SIOUX CITY | For decades, the Normandy Building was a popular dining destination. In April, a savage fire left the turreted structure a sad skeleton. The next incarnation of 3726 Summit St. likely will be an empty lot.
The building is being demolished, and the owners said any plans for a replacement are far off and unlikely.
Sandy Keane, whose dance studio adjoins what was the longtime home of the Normandy Restaurant, said she's heard a lot of homeowners in the area lament the loss.
The building had been largely empty for two years before the fire but was in the early stages of renovation. Several local artists had rented studios in the building.
"A lot of people are very nostalgic for the old building, and they're sad this fire ever happened," Keane said. "The Normandy was around forever, and it's just not the same without it there."
For now, though, Jennifer Vollmer — whose father, Robert Seff, owns the Normandy — said she's just focused on clearing the site.
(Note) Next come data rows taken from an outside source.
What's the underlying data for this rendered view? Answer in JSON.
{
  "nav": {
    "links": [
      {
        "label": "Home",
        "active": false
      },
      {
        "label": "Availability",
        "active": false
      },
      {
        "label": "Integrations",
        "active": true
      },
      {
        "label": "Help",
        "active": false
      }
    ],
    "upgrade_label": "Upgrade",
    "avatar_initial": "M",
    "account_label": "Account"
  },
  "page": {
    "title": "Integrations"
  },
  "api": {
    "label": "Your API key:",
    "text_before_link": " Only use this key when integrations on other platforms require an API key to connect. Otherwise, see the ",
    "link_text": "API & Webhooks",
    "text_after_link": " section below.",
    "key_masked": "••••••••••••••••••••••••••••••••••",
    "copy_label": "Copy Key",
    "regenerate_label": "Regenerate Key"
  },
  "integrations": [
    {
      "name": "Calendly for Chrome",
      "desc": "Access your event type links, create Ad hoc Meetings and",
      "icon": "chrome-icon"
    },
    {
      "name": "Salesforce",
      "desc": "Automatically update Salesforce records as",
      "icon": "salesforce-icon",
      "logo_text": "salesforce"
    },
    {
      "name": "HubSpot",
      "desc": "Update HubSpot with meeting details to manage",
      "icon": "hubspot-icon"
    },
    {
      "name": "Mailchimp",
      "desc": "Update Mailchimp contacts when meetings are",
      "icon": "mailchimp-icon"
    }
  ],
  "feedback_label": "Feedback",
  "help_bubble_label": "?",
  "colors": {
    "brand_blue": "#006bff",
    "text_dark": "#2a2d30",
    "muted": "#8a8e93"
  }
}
"We're really sorry to see it go," she said. "But at this point, we don't have plans for the space. It's been close to six months since we learned it would have to be torn down, so we're focused on that."
The building was ravaged by an April 5 fire, the cause of which remains unknown. Parts of the iconic structure date to the 1930s, but city officials deemed much of the building too severely damaged to restore.
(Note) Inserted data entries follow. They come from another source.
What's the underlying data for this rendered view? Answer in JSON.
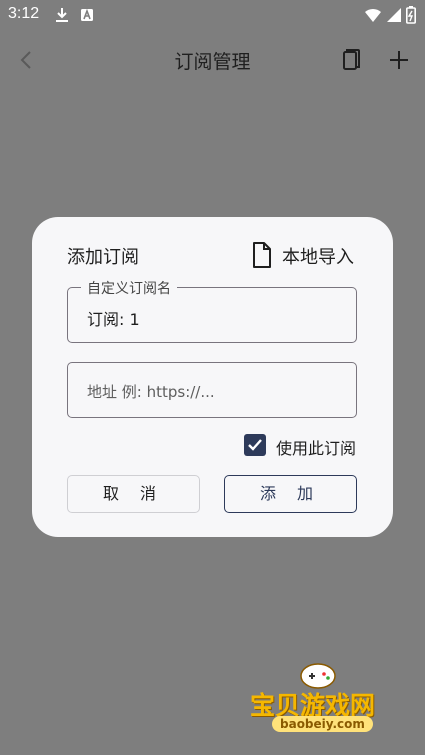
{
  "status_bar": {
    "time": "3:12",
    "icons": [
      "download-icon",
      "notification-a-icon",
      "wifi-icon",
      "signal-icon",
      "battery-icon"
    ]
  },
  "app_bar": {
    "title": "订阅管理",
    "icons": [
      "back-icon",
      "copy-icon",
      "add-icon"
    ]
  },
  "dialog": {
    "title": "添加订阅",
    "import_label": "本地导入",
    "name_field": {
      "label": "自定义订阅名",
      "value": "订阅: 1"
    },
    "url_field": {
      "placeholder": "地址 例: https://..."
    },
    "checkbox": {
      "label": "使用此订阅",
      "checked": true
    },
    "cancel_label": "取 消",
    "confirm_label": "添 加"
  },
  "watermark": {
    "text": "宝贝游戏网",
    "url": "baobeiy.com"
  },
  "colors": {
    "scrim": "#7e7e7e",
    "dialog_bg": "#f7f7f9",
    "accent": "#2d3a5a",
    "outline": "#79747e"
  }
}
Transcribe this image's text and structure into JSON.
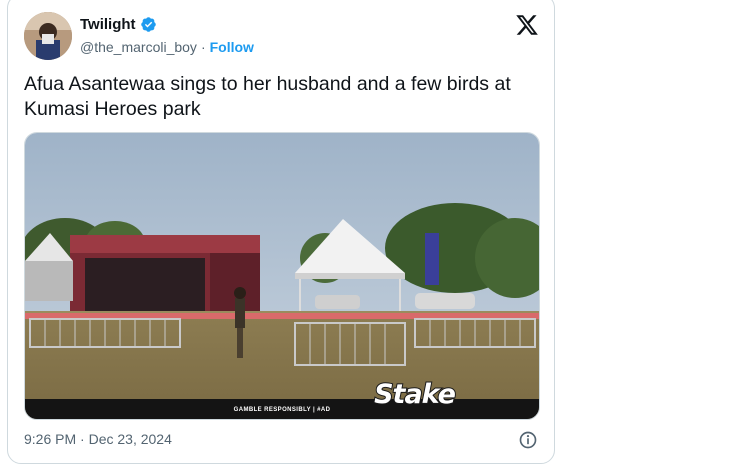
{
  "author": {
    "display_name": "Twilight",
    "handle": "@the_marcoli_boy",
    "separator": "·",
    "follow_label": "Follow"
  },
  "tweet": {
    "text": "Afua Asantewaa sings to her husband and a few birds at Kumasi Heroes park",
    "timestamp": "9:26 PM · Dec 23, 2024"
  },
  "media": {
    "banner_text": "GAMBLE RESPONSIBLY  |  #AD",
    "brand_logo_text": "Stake"
  },
  "icons": {
    "verified": "verified-badge-icon",
    "x_logo": "x-logo-icon",
    "info": "info-icon"
  },
  "colors": {
    "accent": "#1d9bf0",
    "secondary_text": "#536471",
    "border": "#cfd9de"
  }
}
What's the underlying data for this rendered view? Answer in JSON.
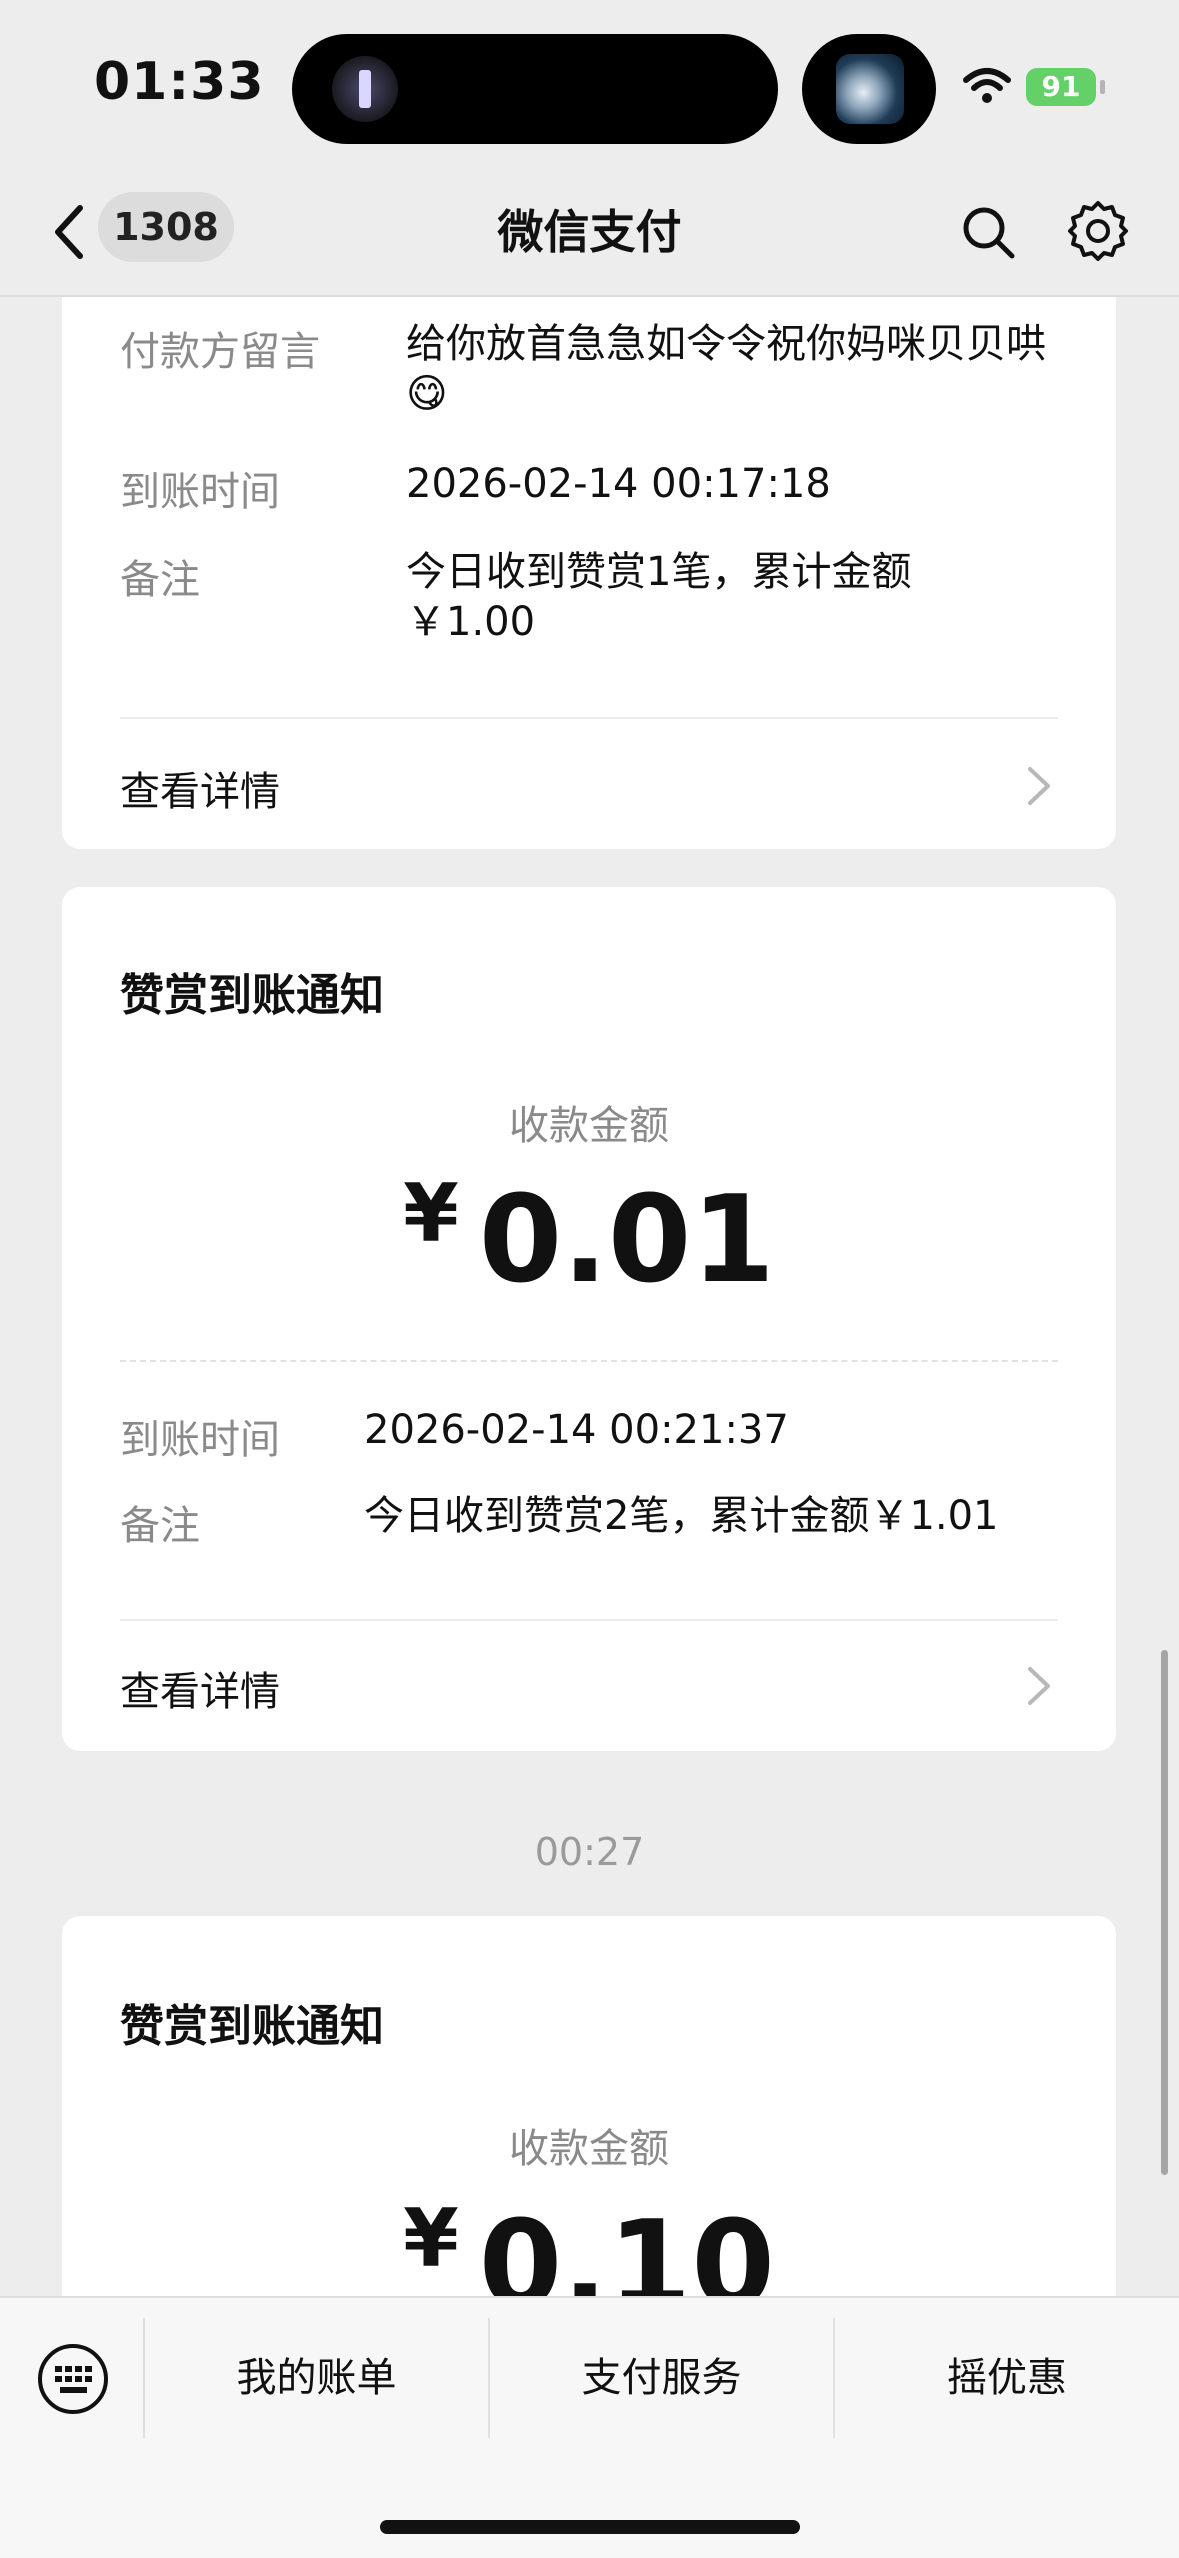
{
  "status_bar": {
    "time": "01:33",
    "battery": "91"
  },
  "nav": {
    "back_count": "1308",
    "title": "微信支付"
  },
  "card1": {
    "rows": [
      {
        "label": "付款方留言",
        "value": "给你放首急急如令令祝你妈咪贝贝哄😋"
      },
      {
        "label": "到账时间",
        "value": "2026-02-14 00:17:18"
      },
      {
        "label": "备注",
        "value": "今日收到赞赏1笔，累计金额 ￥1.00"
      }
    ],
    "link": "查看详情"
  },
  "card2": {
    "title": "赞赏到账通知",
    "amount_label": "收款金额",
    "currency": "¥",
    "amount": "0.01",
    "rows": [
      {
        "label": "到账时间",
        "value": "2026-02-14 00:21:37"
      },
      {
        "label": "备注",
        "value": "今日收到赞赏2笔，累计金额￥1.01"
      }
    ],
    "link": "查看详情"
  },
  "timestamp": "00:27",
  "card3": {
    "title": "赞赏到账通知",
    "amount_label": "收款金额",
    "currency": "¥",
    "amount": "0.10"
  },
  "bottom_menu": {
    "items": [
      "我的账单",
      "支付服务",
      "摇优惠"
    ]
  },
  "icons": {
    "back": "chevron-left-icon",
    "search": "search-icon",
    "settings": "gear-icon",
    "keyboard": "keyboard-icon",
    "chevron": "chevron-right-icon",
    "wifi": "wifi-icon"
  },
  "colors": {
    "battery": "#63d068",
    "background": "#ededed"
  }
}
Over the years, the building was home to a number of restaurants — the Normandy Restaurant, Normandy Hunt Club and Botticelli Ristorante Italiano.
Crews started demolition Dec. 1 but delayed completion to determine whether the building's dining room and art studio could be salvaged. After finding they could not, Vollmer said workers likely will return Monday to tear down what remains.
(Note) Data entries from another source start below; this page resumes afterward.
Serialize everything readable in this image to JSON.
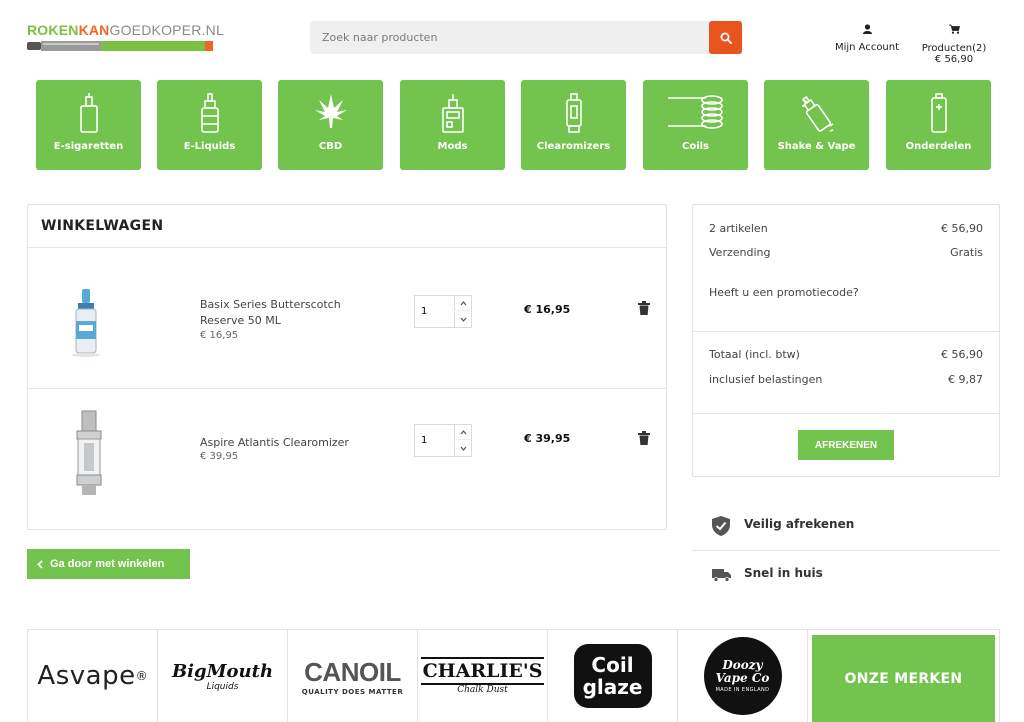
{
  "header": {
    "logo": {
      "part1": "ROKEN",
      "part2": "KAN",
      "part3": "GOEDKOPER.NL"
    },
    "search": {
      "placeholder": "Zoek naar producten",
      "icon": "search-icon"
    },
    "account_label": "Mijn Account",
    "cart_label": "Producten(2)",
    "cart_total": "€ 56,90"
  },
  "categories": [
    {
      "label": "E-sigaretten",
      "icon": "e-cigarette-icon"
    },
    {
      "label": "E-Liquids",
      "icon": "bottle-icon"
    },
    {
      "label": "CBD",
      "icon": "cannabis-leaf-icon"
    },
    {
      "label": "Mods",
      "icon": "mod-box-icon"
    },
    {
      "label": "Clearomizers",
      "icon": "clearomizer-icon"
    },
    {
      "label": "Coils",
      "icon": "coil-icon"
    },
    {
      "label": "Shake & Vape",
      "icon": "shake-bottle-icon"
    },
    {
      "label": "Onderdelen",
      "icon": "battery-icon"
    }
  ],
  "cart": {
    "title": "WINKELWAGEN",
    "items": [
      {
        "name": "Basix Series Butterscotch Reserve 50 ML",
        "unit_price": "€ 16,95",
        "qty": "1",
        "total": "€ 16,95"
      },
      {
        "name": "Aspire Atlantis Clearomizer",
        "unit_price": "€ 39,95",
        "qty": "1",
        "total": "€ 39,95"
      }
    ],
    "continue_label": "Ga door met winkelen"
  },
  "summary": {
    "articles_label": "2 artikelen",
    "articles_value": "€ 56,90",
    "shipping_label": "Verzending",
    "shipping_value": "Gratis",
    "promo_label": "Heeft u een promotiecode?",
    "total_label": "Totaal (incl. btw)",
    "total_value": "€ 56,90",
    "tax_label": "inclusief belastingen",
    "tax_value": "€ 9,87",
    "checkout_label": "AFREKENEN"
  },
  "assurances": [
    {
      "label": "Veilig afrekenen",
      "icon": "shield-check-icon"
    },
    {
      "label": "Snel in huis",
      "icon": "truck-icon"
    }
  ],
  "brands": {
    "items": [
      {
        "text": "Asvape",
        "mark": "®"
      },
      {
        "text": "BigMouth",
        "sub": "Liquids"
      },
      {
        "text": "CANOIL",
        "sub": "QUALITY DOES MATTER"
      },
      {
        "text": "CHARLIE'S",
        "sub": "Chalk Dust"
      },
      {
        "text": "Coil glaze"
      },
      {
        "text": "Doozy Vape Co",
        "sub": "MADE IN ENGLAND"
      }
    ],
    "cta": "ONZE MERKEN"
  },
  "colors": {
    "brand_green": "#72c44f",
    "accent_orange": "#e9531d"
  }
}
You have free articles remaining.
The structure is built flush against two other buildings that house Sandy Keane's School of Dance and White Tiger Martial Arts Academy. Both buildings, which Seff also owns, survived the fire virtually untouched
Mike White, owner of the martial arts studio, said he'll miss the restaurant, but his business remains largely unaffected by its destruction.
"This school is really a destination of its own," he said. "This location works really, really well for us. I hope to stay at this location until I retire."
Vibeke Jensen, of Sioux City, was a frequent patron of the old restaurant, where she held her wedding reception and her daughter's baptism. She wishes something similar to the Normandy would spring up in its place.
"It would be nice to see another small restaurant there," said Jensen, 67. "Everybody's eating at these chain restaurants — an Applebees can stay in business anywhere.
"I want to see another place there like (the Normandy). It was a landmark," she added.
Even so, she's eager to see the building's remnants taken away.
"It just looks bad," Jensen said. "I know it's a landmark and a lot of people are halfway heartbroken about it, but it's been months and it needs to be cleaned up."
Once the structure's gone, Vollmer says she doesn't anticipate anything new taking its spot.
"We're not even considering building a new structure," she said. "I can't say never, but it's just not anywhere in our vocabulary right now. It's just not feasible."